FINOM x minä perhonen lamp collection, Gaspard
886 Queen Street West

These aren’t SAD lamps, they’re happy lamps. For the 2023 DesignTO Festival, Gaspard’s window becomes a source for both light and dreaming, showing a collection of lighting designed by Finnish interior architect Esa Vesmanen and Akira Minagawa, a Japanese textile and clothing designer.

FLOWERS, gh3*
55 Ossington Avenue

Respectfully sourced, large in scale and constructed using ancient felt-making techniques, Flowers is comprised of suspended vibrant wool. This concept by Tracy Olan and Jess Koehn sets out to explore the dynamic relationships formed in nature, particularly among flowers, and what one can offer another.

Irresistible Indigo, gravitypope
1010 Queen Street West

Pass by this window installation at Queen and Ossington to discover block printer and experimental artist Hyunjung Lee’s textile display—the creative philosophies of which come from Hyunjung’s cultural identity.

Love Bomb, Gladstone House
1214 Queen Street West

Advertised as an “explosion of art and love,” love bomb is showing along the Gladstone House’s Robinson Room windows. The quirky black and white illustrations from catchoo (aka Carlos Charris) are a call to action for courageously standing against hate, ignorance and injustice.

REIGN, The Drake Hotel
1150 Queen Street West

Exploring the reign of nature, this captivating window installation in collaboration with artist Victoria Fard and SHAKERSZSTORIES represents the duality of nature’s strength and fragility. Daytime viewing is recommended.

Living With Rocks, FAWN
967 Queen Street West

The title of Corey Moranis’ DesignTO project is quite literally what it seems. Inspired by the weathered industrial materials found along the shores of the Leslie Spit, the artist’s own collection of home objects makes up the display. Through small modifications or pairing them with a counterpart that completes their imagined function, the objects are cast off, eroded by nature, given new meaning, and treasured once again.
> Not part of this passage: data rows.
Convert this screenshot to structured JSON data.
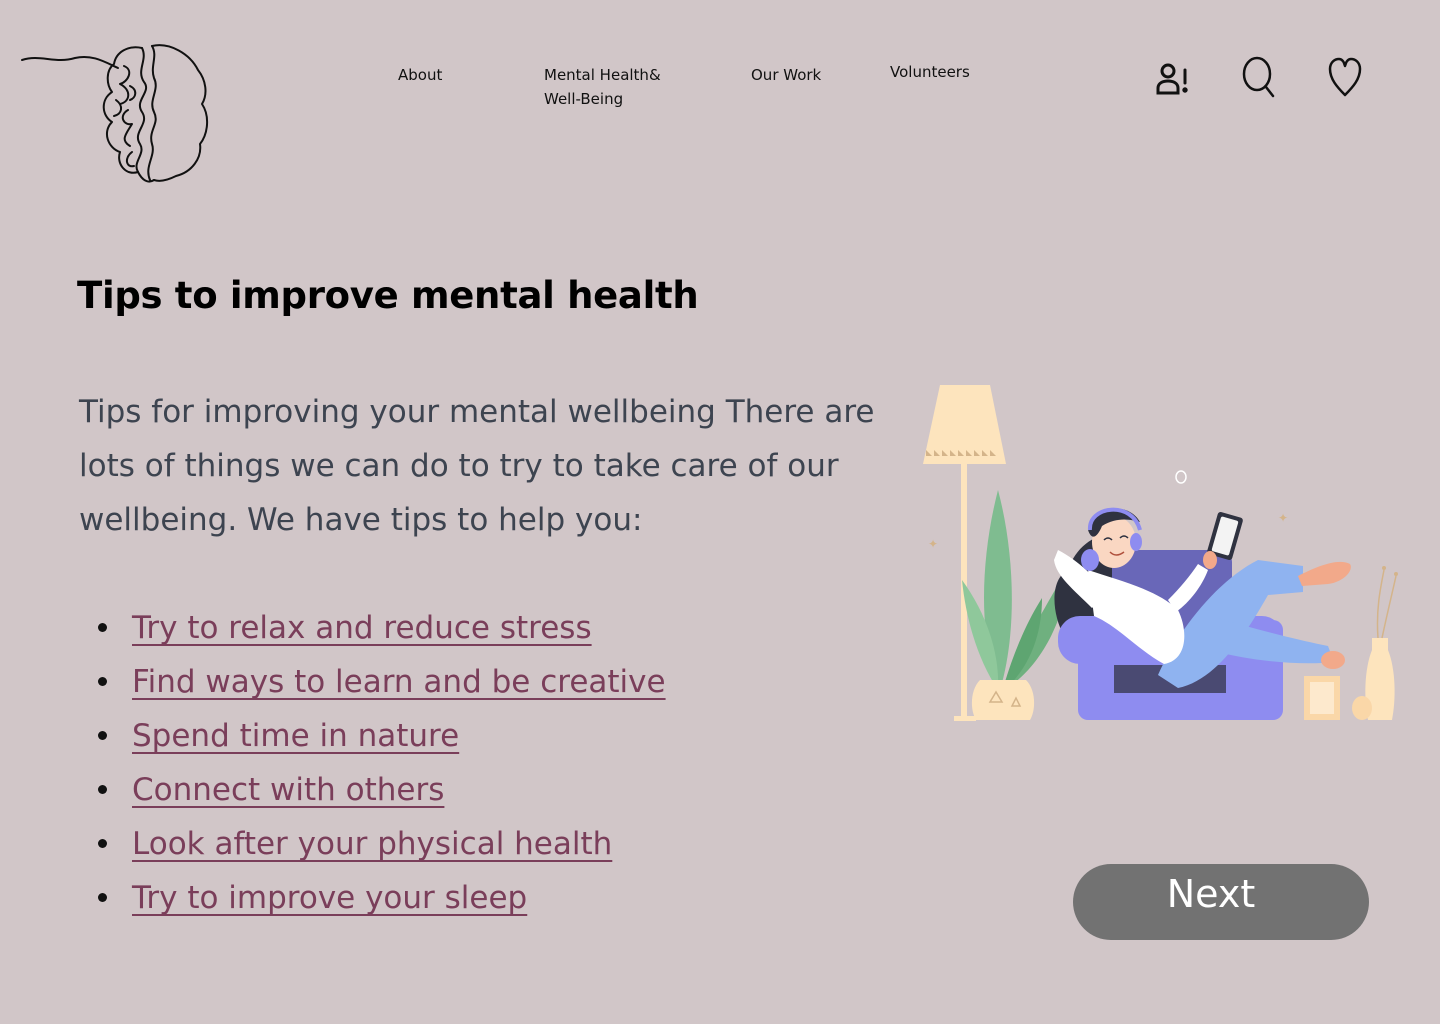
{
  "header": {
    "logo_icon": "brain-line-art-icon",
    "nav": [
      {
        "label": "About"
      },
      {
        "label": "Mental Health& Well-Being"
      },
      {
        "label": "Our Work"
      },
      {
        "label": "Volunteers"
      }
    ],
    "icons": [
      "user-alert-icon",
      "search-icon",
      "heart-icon"
    ]
  },
  "main": {
    "title": "Tips to improve mental health",
    "intro": "Tips for improving your mental wellbeing There are lots of things we can do to try to take care of our wellbeing. We have tips to help you:",
    "tips": [
      {
        "label": "Try to relax and reduce stress"
      },
      {
        "label": "Find ways to learn and be creative"
      },
      {
        "label": "Spend time in nature"
      },
      {
        "label": "Connect with others"
      },
      {
        "label": "Look after your physical health"
      },
      {
        "label": "Try to improve your sleep"
      }
    ],
    "illustration_icon": "woman-relaxing-armchair-illustration",
    "next_label": "Next"
  },
  "colors": {
    "background": "#d1c6c8",
    "link": "#7a3e5a",
    "body_text": "#3d4450",
    "button": "#727272"
  }
}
Designlines Windows Installations DesignTO
“Alongside” still by Lukus Toane.

Little Italy

Alongside, Anti Vice Juicery
853 College Street

Lukus Toane seeks to more broadly consider the objects we surround ourselves with through this new installation. The use of raw canvas and different-sized wooden frames provides a simplified window installation which is intended to be aesthetically neutral.

Cyrc DesignTO
Cyrc’s Pisa Vase.

Roncesvalles

Happy Little Trees, 313 Design Market
313 Roncesvalles Avenue

Rather than make a didactic installation about sustainability, Cyrc wants to create a simple moment of wonder and joy in the storefront window at 313 Design Market. The Montreal-based design studio has curated the 3D-printed display out of its signature medium—plant-based recycled plastic.

imbibe like roots, Michelle Ross Studio
197 Sorauren Avenue

In an intricate textile form, leaves, blossoms, and seeds of local plant life are embedded in this elegant window installation by Kathleen Morris. The title draws attention to the essential interdependence between humans and the more-than-human world.

Siliceous Earth, Scout
405 Roncesvalles Avenue

Glass artist Sydni Weatherson’s collection of vessels for DesignTO is inspired by aerial photographs of salt flats, the granular quality of watercolour pigments, and the natural fluidity of molten glass.